論文参考訳（メタデータ） (2020-10-22T19:14:37Z)
Stochastic Bandits with Linear Constraints [69.757694218456]
制約付き文脈線形帯域設定について検討し、エージェントの目標は一連のポリシーを作成することである。楽観的悲観的線形帯域(OPLB)と呼ばれる,この問題に対する高信頼束縛アルゴリズムを提案する。
論文参考訳（メタデータ） (2020-06-17T22:32:19Z)
$Q$-learning with Logarithmic Regret [60.24952657636464]
楽観的な$Q$は$mathcalOleft(fracSAcdot mathrmpolyleft(Hright)Delta_minlogleft(SATright)right)$ cumulative regret bound, where $S$ is the number of state, $A$ is the number of action, $H$ is the planning horizon, $T$ is the total number of steps, $Delta_min$ is the least sub-Optitimality gap。
論文参考訳（メタデータ） (2020-06-16T13:01:33Z)
Agnostic Q-learning with Function Approximation in Deterministic Systems: Tight Bounds on Approximation Error and Sample Complexity [94.37110094442136]
本稿では,決定論的システムにおける関数近似を用いたQ$学習の問題について検討する。

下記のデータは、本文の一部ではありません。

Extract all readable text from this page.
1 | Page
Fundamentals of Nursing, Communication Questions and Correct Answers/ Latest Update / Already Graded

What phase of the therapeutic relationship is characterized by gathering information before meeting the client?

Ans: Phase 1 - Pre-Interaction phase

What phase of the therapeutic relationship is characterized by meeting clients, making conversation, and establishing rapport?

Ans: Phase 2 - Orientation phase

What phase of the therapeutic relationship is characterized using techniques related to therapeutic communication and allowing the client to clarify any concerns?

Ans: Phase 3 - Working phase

もし$delta = Oleft(rho/sqrtdim_Eright)$なら、$Oleft(dim_Eright)$を使って最適なポリシーを見つけることができる。
論文参考訳（メタデータ） (2020-02-17T18:41:49Z)

関連論文リストは本サイト内にある論文のタイトル・アブストラクトから自動的に作成しています。

指定された論文の情報です。
本サイトの運営者は本サイト（すべての情報・翻訳含む）の品質を保証せず、本サイト（すべての情報・翻訳含む）を使用して発生したあらゆる結果について一切の責任を負いません。